Feist singles chronology
|  | "Mushaboom" (2004) | "One Evening" (2004) |

= Mushaboom (song) =

"Mushaboom" is the first single released by indie pop singer Feist from her album Let It Die. It was released November 23, 2004 by Universal International, and is Feist's second single released in Canada, after "Inside and Out".
Feist performed the song live on Jimmy Kimmel Live! in January 2006 and appears on the 2008 compilation album, Northern Songs: Canada's Best and Brightest.

It also is part of the soundtrack of the movie 500 Days of Summer.

==Music videos==
There are two music videos for this song. The first video starts off with clips of Feist in what appear to be canyons or some sort of mountainous region at sunset with clouds swirling around her. Scenes of Feist singing, as well as walking through a meadow, are shown. Then snowflake designs appear everywhere and they are removed to reveal the clouds, still at sunset. The last scenes are that of Feist dancing with her scarf, and the video ends.

The second video starts off with scenes of her bare feet in a town (which is not Mushaboom, Nova Scotia but Prague, Czech Republic), with people sitting around on top of cars and walking about in the street. The camera moves upwards through the window of an apartment, where Feist is shown sleeping. After putting some bread in a toaster, she goes to the mirror and draws a necklace on herself before realizing her toast is flying off. She chases the toast out of the window and glides through the sky, where a crowd is beginning to gather in the streets to watch her. She grabs a nearby man's acoustic guitar and begins to play, floating up into the sky again as the crowd starts to dance all around her. One woman in a pink shirt (Peaches) attempts to pull her back down, but she keeps floating back up; this repeats until finally Feist lets go of the guitar and it floats away.
She dances with a man and then the rest of the crowd before running off, and enters a black rectangular box standing up. However, she is shown getting out of a white box before running toward a carousel and hopping onto a white horse that immediately becomes alive. It cuts to her riding the horse in the street, with the crowd following her (Peaches is among them, holding a devil's spear). Feist rides through an intersection and the crowd splits up in two different directions. Then the sky darkens, and Feist flies back into her window. The flying toast ducks back into the toaster as she heads through the apartment toward her bedroom. She falls into her mattress as a plant inside the room reaches into the lampshade and turns off the light.

This video was directed by Patrick Daughters.

==Remixes and covers==
The song has been remixed by The Postal Service and Mocky on Open Season.

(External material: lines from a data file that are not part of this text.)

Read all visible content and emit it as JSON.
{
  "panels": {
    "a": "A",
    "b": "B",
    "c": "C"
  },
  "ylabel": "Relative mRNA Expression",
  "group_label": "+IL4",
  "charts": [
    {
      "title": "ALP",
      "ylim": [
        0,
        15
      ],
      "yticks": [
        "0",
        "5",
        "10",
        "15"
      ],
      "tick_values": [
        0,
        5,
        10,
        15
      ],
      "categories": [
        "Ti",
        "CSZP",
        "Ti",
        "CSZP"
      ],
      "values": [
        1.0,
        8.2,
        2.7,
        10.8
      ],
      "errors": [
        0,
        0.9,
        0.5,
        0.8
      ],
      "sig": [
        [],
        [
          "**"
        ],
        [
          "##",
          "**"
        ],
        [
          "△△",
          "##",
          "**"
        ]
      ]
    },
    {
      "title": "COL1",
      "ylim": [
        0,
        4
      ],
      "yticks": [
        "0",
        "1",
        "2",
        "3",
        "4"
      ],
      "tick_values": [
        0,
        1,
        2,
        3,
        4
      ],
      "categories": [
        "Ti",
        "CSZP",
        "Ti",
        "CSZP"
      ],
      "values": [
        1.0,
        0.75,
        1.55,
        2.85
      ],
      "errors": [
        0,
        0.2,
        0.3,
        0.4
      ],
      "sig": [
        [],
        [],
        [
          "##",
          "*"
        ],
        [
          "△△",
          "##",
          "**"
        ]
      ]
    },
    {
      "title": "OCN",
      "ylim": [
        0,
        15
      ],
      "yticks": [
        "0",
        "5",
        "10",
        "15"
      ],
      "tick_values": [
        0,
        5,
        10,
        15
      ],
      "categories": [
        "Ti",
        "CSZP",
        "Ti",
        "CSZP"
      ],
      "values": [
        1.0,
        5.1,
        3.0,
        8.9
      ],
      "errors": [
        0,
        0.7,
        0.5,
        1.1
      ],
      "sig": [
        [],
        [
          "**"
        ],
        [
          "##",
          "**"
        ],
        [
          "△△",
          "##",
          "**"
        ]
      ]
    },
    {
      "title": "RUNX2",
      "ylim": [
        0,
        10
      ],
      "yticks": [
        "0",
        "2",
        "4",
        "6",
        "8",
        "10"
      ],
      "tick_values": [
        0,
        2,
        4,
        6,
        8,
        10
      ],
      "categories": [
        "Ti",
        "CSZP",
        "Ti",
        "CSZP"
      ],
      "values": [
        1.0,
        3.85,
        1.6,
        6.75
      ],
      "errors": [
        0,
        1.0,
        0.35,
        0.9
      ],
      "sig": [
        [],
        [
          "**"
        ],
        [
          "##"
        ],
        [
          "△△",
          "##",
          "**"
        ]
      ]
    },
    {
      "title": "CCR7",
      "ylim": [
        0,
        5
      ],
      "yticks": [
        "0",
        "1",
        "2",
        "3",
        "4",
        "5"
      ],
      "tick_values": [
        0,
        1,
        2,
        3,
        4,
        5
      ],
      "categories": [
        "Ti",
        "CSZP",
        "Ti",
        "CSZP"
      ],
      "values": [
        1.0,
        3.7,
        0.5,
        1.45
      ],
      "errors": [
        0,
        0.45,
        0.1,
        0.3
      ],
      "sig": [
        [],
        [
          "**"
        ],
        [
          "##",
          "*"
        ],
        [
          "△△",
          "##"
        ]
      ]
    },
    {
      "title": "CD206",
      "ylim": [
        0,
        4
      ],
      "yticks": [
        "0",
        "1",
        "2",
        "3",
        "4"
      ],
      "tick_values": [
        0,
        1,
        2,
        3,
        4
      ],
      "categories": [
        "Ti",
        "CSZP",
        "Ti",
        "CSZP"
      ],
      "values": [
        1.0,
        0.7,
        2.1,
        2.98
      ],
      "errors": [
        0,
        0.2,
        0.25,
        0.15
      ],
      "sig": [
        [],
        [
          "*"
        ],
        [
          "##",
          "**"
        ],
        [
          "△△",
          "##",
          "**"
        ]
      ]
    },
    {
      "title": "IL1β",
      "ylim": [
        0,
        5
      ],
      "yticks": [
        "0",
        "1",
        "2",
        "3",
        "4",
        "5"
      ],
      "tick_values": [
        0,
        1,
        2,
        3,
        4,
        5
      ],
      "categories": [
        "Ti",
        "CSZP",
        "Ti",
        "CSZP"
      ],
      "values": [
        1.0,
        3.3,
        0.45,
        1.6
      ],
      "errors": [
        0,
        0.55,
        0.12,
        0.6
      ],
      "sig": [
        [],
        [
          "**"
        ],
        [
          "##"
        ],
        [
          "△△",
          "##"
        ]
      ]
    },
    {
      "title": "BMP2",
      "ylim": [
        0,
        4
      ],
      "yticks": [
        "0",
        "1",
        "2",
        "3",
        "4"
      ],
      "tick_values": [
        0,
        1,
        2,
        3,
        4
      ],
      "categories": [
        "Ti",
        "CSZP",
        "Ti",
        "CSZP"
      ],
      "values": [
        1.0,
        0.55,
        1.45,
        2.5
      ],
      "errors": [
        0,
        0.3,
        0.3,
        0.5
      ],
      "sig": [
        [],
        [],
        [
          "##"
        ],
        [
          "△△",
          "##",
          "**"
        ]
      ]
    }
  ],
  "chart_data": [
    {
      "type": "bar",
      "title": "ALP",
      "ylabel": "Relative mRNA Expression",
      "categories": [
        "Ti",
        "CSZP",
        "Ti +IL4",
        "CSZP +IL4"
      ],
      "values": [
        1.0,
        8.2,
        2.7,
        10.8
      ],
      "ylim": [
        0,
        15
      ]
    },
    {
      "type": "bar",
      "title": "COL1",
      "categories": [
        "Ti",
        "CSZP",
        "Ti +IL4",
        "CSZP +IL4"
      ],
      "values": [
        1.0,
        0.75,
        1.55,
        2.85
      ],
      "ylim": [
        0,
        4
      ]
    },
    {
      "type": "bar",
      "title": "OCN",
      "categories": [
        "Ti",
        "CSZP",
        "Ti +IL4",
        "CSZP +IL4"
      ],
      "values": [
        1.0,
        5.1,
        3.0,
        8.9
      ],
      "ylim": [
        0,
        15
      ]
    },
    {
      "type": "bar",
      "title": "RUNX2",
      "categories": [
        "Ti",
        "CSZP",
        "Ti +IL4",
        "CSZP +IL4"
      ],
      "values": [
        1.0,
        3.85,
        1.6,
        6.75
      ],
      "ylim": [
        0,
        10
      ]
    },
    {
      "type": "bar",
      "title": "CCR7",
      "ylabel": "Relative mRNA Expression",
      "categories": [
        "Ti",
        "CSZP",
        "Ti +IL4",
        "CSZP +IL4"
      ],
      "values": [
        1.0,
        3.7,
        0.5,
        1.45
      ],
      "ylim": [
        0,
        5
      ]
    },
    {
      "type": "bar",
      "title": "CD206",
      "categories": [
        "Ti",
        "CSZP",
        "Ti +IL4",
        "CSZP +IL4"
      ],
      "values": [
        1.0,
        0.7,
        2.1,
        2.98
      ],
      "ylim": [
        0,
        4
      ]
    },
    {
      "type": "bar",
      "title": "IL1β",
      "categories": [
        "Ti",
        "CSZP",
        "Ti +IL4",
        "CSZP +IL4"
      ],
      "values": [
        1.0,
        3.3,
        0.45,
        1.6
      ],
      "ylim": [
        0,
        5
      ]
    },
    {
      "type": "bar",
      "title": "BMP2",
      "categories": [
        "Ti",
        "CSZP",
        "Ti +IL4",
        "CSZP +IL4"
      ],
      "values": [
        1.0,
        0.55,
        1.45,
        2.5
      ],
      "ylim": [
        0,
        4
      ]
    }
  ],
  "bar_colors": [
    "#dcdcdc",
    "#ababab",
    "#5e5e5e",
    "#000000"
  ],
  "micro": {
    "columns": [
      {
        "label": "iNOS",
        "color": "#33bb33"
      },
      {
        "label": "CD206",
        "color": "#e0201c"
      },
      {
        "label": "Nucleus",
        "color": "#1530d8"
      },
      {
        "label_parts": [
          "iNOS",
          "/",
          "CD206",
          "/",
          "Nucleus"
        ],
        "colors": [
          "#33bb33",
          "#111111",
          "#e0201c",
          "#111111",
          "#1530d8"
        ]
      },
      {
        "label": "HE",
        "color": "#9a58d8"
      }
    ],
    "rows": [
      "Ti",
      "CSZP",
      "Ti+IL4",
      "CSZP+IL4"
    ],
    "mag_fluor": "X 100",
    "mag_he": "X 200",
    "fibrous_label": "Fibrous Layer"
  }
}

Rapper K-Os also remixed the song, beatboxing behind the vocals and adding a few verses of his own.

It was covered by Bright Eyes on the live album Motion Sickness, as well as on their tour to promote I'm Wide Awake, It's Morning.

Canadian jazz musician Laila Biali includes a cover on her album From Sea to Sky released: June 19, 2007.

The song was covered by Canadian a capella quartet Cadence on their 2018 album, "Home".

It's referenced in My Singing Monsters via a monster sporting the song's name that plays taiko drums and a tam-tam.

==Charts==

| Chart | Peak Position |
|---|---|
| UK Singles Chart | 97 |
| US Adult Alternative Songs (Billboard) | 9 |

==Certifications==

| Region | Certification | Certified units/sales |
| Canada (Music Canada) | Gold | 40,000^{‡} |
^{‡} Sales+streaming figures based on certification alone.